Embperl is but one of several template systems available for mod_perl. Another contender for this role is ePerl, about which I have read quite a bit, but haven't yet had a chance to try. Another solution, which uses Perl but doesn't depend on mod_perl or Apache, is Text::Template, a module I have used in previous columns when discussing templates. Finally, PHP is an embedded scripting language that resembles C and Perl in many ways, and is designed to be interspersed with HTML inside of documents. To find more information about all of these, including URLs, see Resources.

How does Embperl work?

Before we can use Embperl, it's important to understand how HTTP requests and responses are formed, and how a web server performs its job. When you click on a web page link, your browser connects to the host name in the URL and sends a short request to the server. The request consists of a verb (typically GET or POST), the name of the document being requested, and the version of HTTP that the browser supports. For example, to request the root document from a web server, a browser will typically send

GET / HTTP/1.0

to the server. It is the server's responsibility to handle the request, responding with an error message or a document. Depending on which version of HTTP the browser is running, the server might return multiple documents in the same response, demand some sort of user authentication before continuing, or redirect the user's browser to a different URL.

In many cases, though, the server will not return a document at all. Instead, it will run a program, returning the program's output, rather than its contents. This is how CGI programs work: the server is configured such that all files in a certain directory are treated as programs, rather than documents to be retrieved verbatim. (Indeed, security concerns arise when users can retrieve programs' contents, rather than seeing their output.) As far as the browser is concerned, it requested a document and received one in response.

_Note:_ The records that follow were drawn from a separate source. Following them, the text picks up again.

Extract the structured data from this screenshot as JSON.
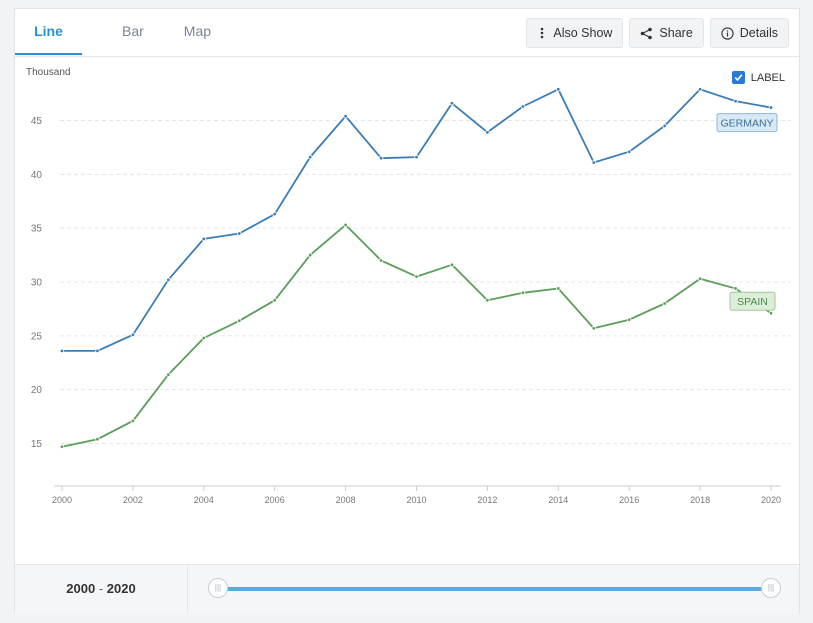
{
  "tabs": [
    {
      "label": "Line",
      "active": true
    },
    {
      "label": "Bar",
      "active": false
    },
    {
      "label": "Map",
      "active": false
    }
  ],
  "actions": {
    "also_show": "Also Show",
    "share": "Share",
    "details": "Details"
  },
  "label_toggle": {
    "label": "LABEL",
    "checked": true
  },
  "range": {
    "start": "2000",
    "sep": "-",
    "end": "2020"
  },
  "chart_data": {
    "type": "line",
    "ylabel": "Thousand",
    "ylim": [
      10.5,
      48.5
    ],
    "yticks": [
      15,
      20,
      25,
      30,
      35,
      40,
      45
    ],
    "xticks": [
      2000,
      2002,
      2004,
      2006,
      2008,
      2010,
      2012,
      2014,
      2016,
      2018,
      2020
    ],
    "grid": true,
    "x": [
      2000,
      2001,
      2002,
      2003,
      2004,
      2005,
      2006,
      2007,
      2008,
      2009,
      2010,
      2011,
      2012,
      2013,
      2014,
      2015,
      2016,
      2017,
      2018,
      2019,
      2020
    ],
    "series": [
      {
        "name": "GERMANY",
        "color": "#3a7db5",
        "values": [
          23.6,
          23.6,
          25.1,
          30.2,
          34.0,
          34.5,
          36.3,
          41.6,
          45.4,
          41.5,
          41.6,
          46.6,
          43.9,
          46.3,
          47.9,
          41.1,
          42.1,
          44.5,
          47.9,
          46.8,
          46.2
        ]
      },
      {
        "name": "SPAIN",
        "color": "#5a9e5a",
        "values": [
          14.7,
          15.4,
          17.1,
          21.4,
          24.8,
          26.4,
          28.3,
          32.5,
          35.3,
          32.0,
          30.5,
          31.6,
          28.3,
          29.0,
          29.4,
          25.7,
          26.5,
          28.0,
          30.3,
          29.4,
          27.1
        ]
      }
    ]
  }
}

The magic happens on the server side, where the program is executed and produces its output.

A price is paid for CGI programs, above and beyond their execution times: because web servers fork a separate process for each CGI program, and Perl (and other popular scripting languages) can have a long start-up time, it often takes longer for the program to get started than for it to actually run.

For this reason, each web server has developed its own native API that allows programs to bind more closely to the server's internal code than would be possible with CGI. Netscape's NSAPI and Microsoft's ISAPI are two examples of such proprietary systems, and Apache's mod_perl is an example of how similar functionality can be given to Perl programmers. With mod_perl installed in your server, operations speed up tremendously, because the server compiles the program once, rather than each time it is run. In addition, because the program never requires creating a separate process, the overhead associated with executing such programs is relatively low.

Mod_perl is perhaps best known for allowing programmers to write very fast CGI-like programs. However, since Apache's internals are available via mod_perl, it is possible to write Perl programs that change one or more steps in Apache's processing of outgoing documents. These can range from the mundane to the fancy; in Embperl's case, we are setting a special PerlHandler for particular documents. In the Apache world, a “handler” is a program that does something special with the files in a directory before returning them to the HTTP client. You can think of a handler as a middleman between Apache and the file; the handler grabs the file and modifies it as necessary, handing the finished product to Apache. Apache then takes this finished product and returns it to the user's browser in the HTTP response.